A youth whose car was set to become the first in the country to be crushed under tough new boy racer legislation has had a short reprieve.

Another car will instead make history in the Hutt Valley tomorrow when it is crushed at scrap metal yard as punishment for its owner breaching the "three strikes" law aimed at stopping boy racer behaviour on the roads.

Milton man Karn Clarrie Forrest, whose car was destined to be crushed first, pulled a switch on police when they seized his 1982 Toyota Corolla DX last year.

The stripped car was seized from Forrest's home last year and taken to a Dunedin scrap metal yard awaiting a final order to be crushed. Police were made aware of the switch and although they got the right car in April, it is understood paperwork is holding up its destruction.
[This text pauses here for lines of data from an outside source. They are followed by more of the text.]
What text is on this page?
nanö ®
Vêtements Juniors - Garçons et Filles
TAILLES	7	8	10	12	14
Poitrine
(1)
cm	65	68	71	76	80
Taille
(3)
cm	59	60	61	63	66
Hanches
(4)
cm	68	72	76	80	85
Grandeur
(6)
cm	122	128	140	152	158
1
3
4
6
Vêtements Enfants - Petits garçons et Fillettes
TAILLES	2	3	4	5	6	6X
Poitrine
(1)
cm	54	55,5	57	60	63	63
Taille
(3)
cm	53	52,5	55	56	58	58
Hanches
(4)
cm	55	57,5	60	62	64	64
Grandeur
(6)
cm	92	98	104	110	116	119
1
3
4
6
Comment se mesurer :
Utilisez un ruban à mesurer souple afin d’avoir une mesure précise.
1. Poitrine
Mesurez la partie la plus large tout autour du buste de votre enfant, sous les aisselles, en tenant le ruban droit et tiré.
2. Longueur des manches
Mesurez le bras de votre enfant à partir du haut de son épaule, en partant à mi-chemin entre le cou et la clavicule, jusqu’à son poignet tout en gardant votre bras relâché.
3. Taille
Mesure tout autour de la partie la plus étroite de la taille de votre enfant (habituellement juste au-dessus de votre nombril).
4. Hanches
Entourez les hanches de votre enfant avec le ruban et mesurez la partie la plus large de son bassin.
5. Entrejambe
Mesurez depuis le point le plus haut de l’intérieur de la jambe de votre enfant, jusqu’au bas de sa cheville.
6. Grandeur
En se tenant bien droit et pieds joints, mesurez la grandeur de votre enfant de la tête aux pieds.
Instead, a Nissan will fall victim to the law enacted under the watch of former police minister Judith Collins, who earned the nickname "crusher" after first proposing the law.

Police Minister Anne Tolley said tomorrow's crushing would send a strong message to boy racers.
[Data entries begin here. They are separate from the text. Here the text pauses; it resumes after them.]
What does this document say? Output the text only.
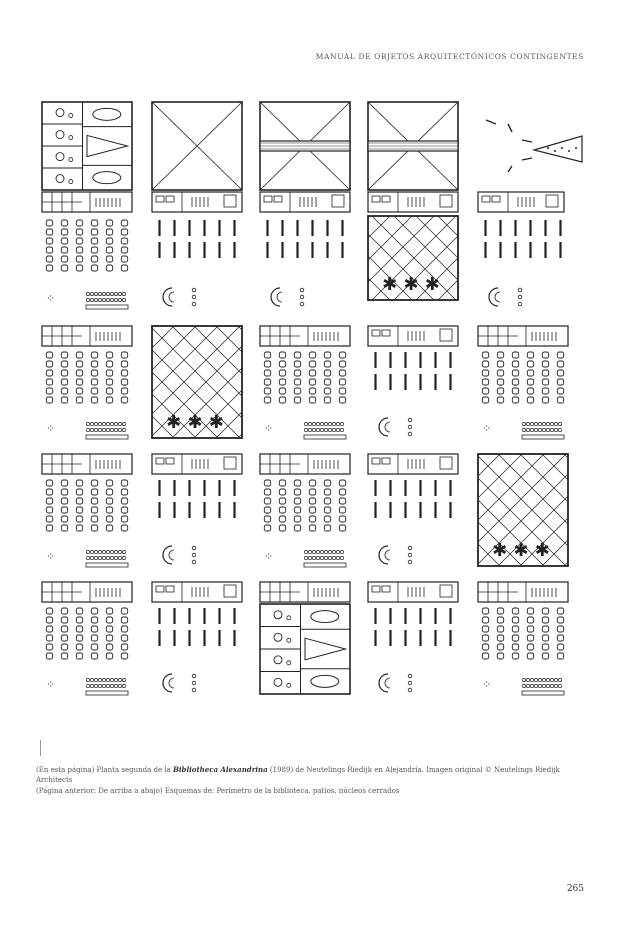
MANUAL DE OBJETOS ARQUITECTÓNICOS CONTINGENTES
⁘
✱ ✱ ✱
⁘	✱ ✱ ✱	⁘	⁘
⁘	⁘	✱ ✱ ✱
⁘	⁘
(En esta página) Planta segunda de la Bibliotheca Alexandrina (1989) de Neutelings Riedijk en Alejandría. Imagen original © Neutelings Riedijk Architects
(Página anterior: De arriba a abajo) Esquemas de: Perímetro de la biblioteca, patios, núcleos cerrados
265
"Their behaviour is unacceptable and communities have had enough."

She said the legislation was proving to be a strong deterrent, with street racing offences down 17 per cent between January 1 and October 31 last year.

That reduction followed a 16 per cent drop in the same period in 2010.
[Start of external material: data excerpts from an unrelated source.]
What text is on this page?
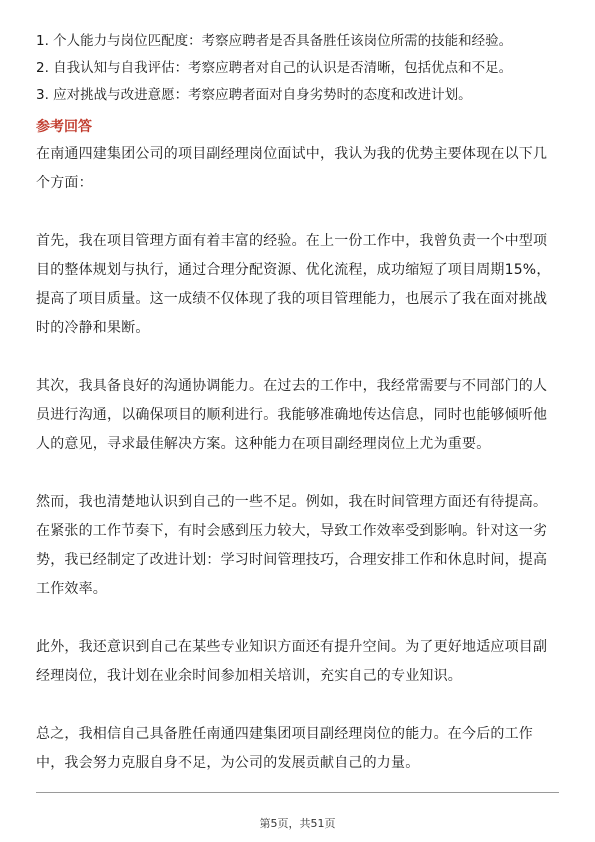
1. 个人能力与岗位匹配度：考察应聘者是否具备胜任该岗位所需的技能和经验。
2. 自我认知与自我评估：考察应聘者对自己的认识是否清晰，包括优点和不足。
3. 应对挑战与改进意愿：考察应聘者面对自身劣势时的态度和改进计划。
参考回答
在南通四建集团公司的项目副经理岗位面试中，我认为我的优势主要体现在以下几个方面：
首先，我在项目管理方面有着丰富的经验。在上一份工作中，我曾负责一个中型项目的整体规划与执行，通过合理分配资源、优化流程，成功缩短了项目周期15%，提高了项目质量。这一成绩不仅体现了我的项目管理能力，也展示了我在面对挑战时的冷静和果断。
其次，我具备良好的沟通协调能力。在过去的工作中，我经常需要与不同部门的人员进行沟通，以确保项目的顺利进行。我能够准确地传达信息，同时也能够倾听他人的意见，寻求最佳解决方案。这种能力在项目副经理岗位上尤为重要。
然而，我也清楚地认识到自己的一些不足。例如，我在时间管理方面还有待提高。在紧张的工作节奏下，有时会感到压力较大，导致工作效率受到影响。针对这一劣势，我已经制定了改进计划：学习时间管理技巧，合理安排工作和休息时间，提高工作效率。
此外，我还意识到自己在某些专业知识方面还有提升空间。为了更好地适应项目副经理岗位，我计划在业余时间参加相关培训，充实自己的专业知识。
总之，我相信自己具备胜任南通四建集团项目副经理岗位的能力。在今后的工作中，我会努力克服自身不足，为公司的发展贡献自己的力量。
第5页，共51页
The owner of the doomed car had yet to be sentenced but had pleaded guilty to driving related charges, police said today.

The legislation:

* The Land Transport (Enforcement Powers) Amendment Act and the Sentencing (Vehicle Confiscation) Amendment Act came into force in December 2009.

* Referred to as "boy racer legislation".

* Allows police to charge drivers and impound their vehicles for an "unnecessary exhibition of speed"or "sustained loss of traction".

* Vehicles can be seized and destroyed if a driver commits three street-racing offences.